8. Met zijn stelling dat sprake is van een medische noodsituatie doet eiser een beroep op dringende redenen als bedoeld in artikel 16, eerste lid, van de Participatiewet. Dat beroep kan naar het oordeel van de rechtbank niet slagen. Eiser was ten tijde van zijn aanvraag om bijzondere bijstand immers niet een persoon die geen recht heeft op bijstand in de zin van dat artikel. Het college heeft de bijzondere bijstand geweigerd omdat hij voldoende draagkracht heeft.
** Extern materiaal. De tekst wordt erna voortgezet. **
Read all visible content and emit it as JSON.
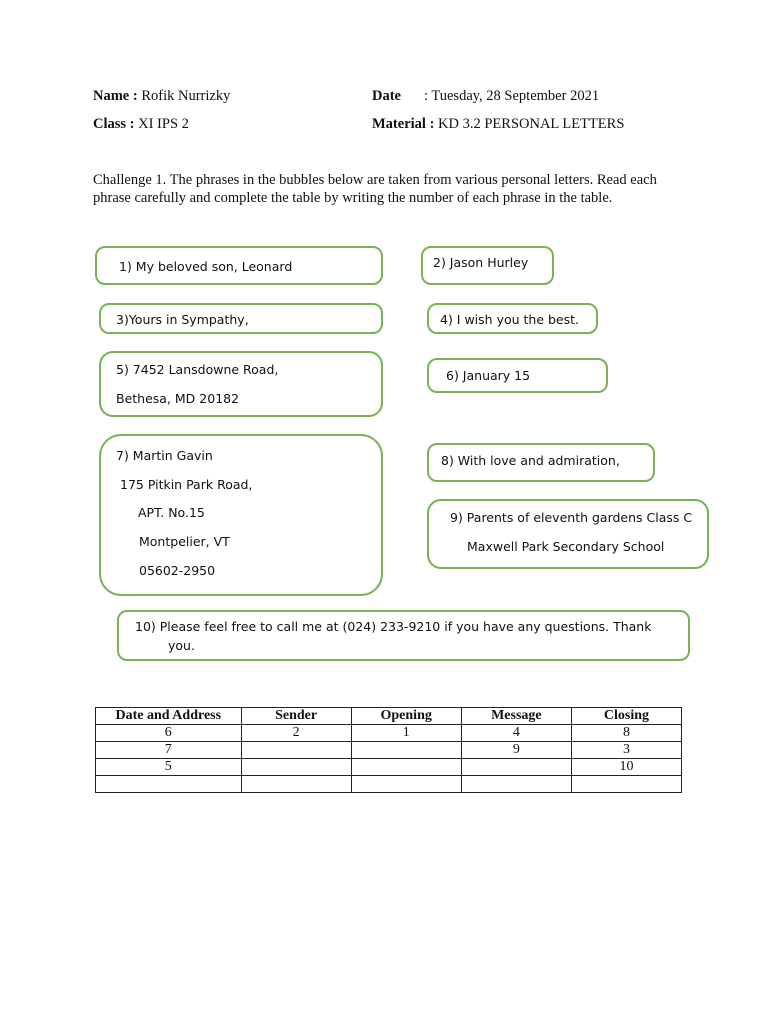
{
  "header": {
    "name_label": "Name :",
    "name_value": "Rofik Nurrizky",
    "date_label": "Date",
    "date_value": ": Tuesday, 28 September 2021",
    "class_label": "Class :",
    "class_value": "XI IPS 2",
    "material_label": "Material :",
    "material_value": "KD 3.2 PERSONAL LETTERS"
  },
  "instruction": "Challenge 1.  The phrases in the bubbles below are taken from various personal letters. Read each phrase carefully and complete the table by writing the number of each phrase in the table.",
  "bubbles": [
    {
      "lines": [
        "1)  My beloved son, Leonard"
      ]
    },
    {
      "lines": [
        "2)  Jason Hurley"
      ]
    },
    {
      "lines": [
        "3)Yours in Sympathy,"
      ]
    },
    {
      "lines": [
        "4)  I wish you the best."
      ]
    },
    {
      "lines": [
        "5)   7452 Lansdowne Road,",
        "Bethesa, MD 20182"
      ]
    },
    {
      "lines": [
        "6)  January 15"
      ]
    },
    {
      "lines": [
        "7)   Martin Gavin",
        "175 Pitkin Park Road,",
        "APT. No.15",
        "Montpelier, VT",
        "05602-2950"
      ]
    },
    {
      "lines": [
        "8) With love and admiration,"
      ]
    },
    {
      "lines": [
        "9) Parents of eleventh gardens Class C",
        "Maxwell Park Secondary School"
      ]
    },
    {
      "lines": [
        "10) Please feel free to call me at (024) 233-9210 if you have any questions. Thank",
        "you."
      ]
    }
  ],
  "table": {
    "headers": [
      "Date and Address",
      "Sender",
      "Opening",
      "Message",
      "Closing"
    ],
    "rows": [
      [
        "6",
        "2",
        "1",
        "4",
        "8"
      ],
      [
        "7",
        "",
        "",
        "9",
        "3"
      ],
      [
        "5",
        "",
        "",
        "",
        "10"
      ],
      [
        "",
        "",
        "",
        "",
        ""
      ]
    ]
  }
}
Hierop ziet de uitzonderingsbepaling van artikel 16, eerste lid, van de Participatiewet niet.
9. De rechtbank acht het invoelbaar dat eiser ontevreden is over de onzorgvuldige gegevensuitwisseling in deze zaak. Het college heeft de verkregen informatie van huisarts [naam huisarts 2] en GGZ echter niet meegenomen in de besluitvorming, zodat dit niet tot een ander oordeel over het bestreden besluit kan leiden.
10. Gelet op het voorgaande zal het beroep ongegrond worden verklaard.
11. Er is geen reden voor een proceskostenveroordeling.

Beslissing

De rechtbank verklaart het beroep ongegrond.
Deze uitspraak is gedaan door mr. C.E.M. Marsé, rechter, in aanwezigheid van mr. A.J.J. Sterks, griffier, op 22 juli 2021 en openbaar gemaakt door geanonimiseerde publicatie op www.rechtspraak.nl.
griffier rechter
Afschrift verzonden aan partijen op:

Wat kunt u doen als u het niet eens bent met deze uitspraak?

Tegen deze uitspraak kan binnen zes weken na de dag van verzending daarvan hoger beroep worden ingesteld bij de Centrale Raad van Beroep.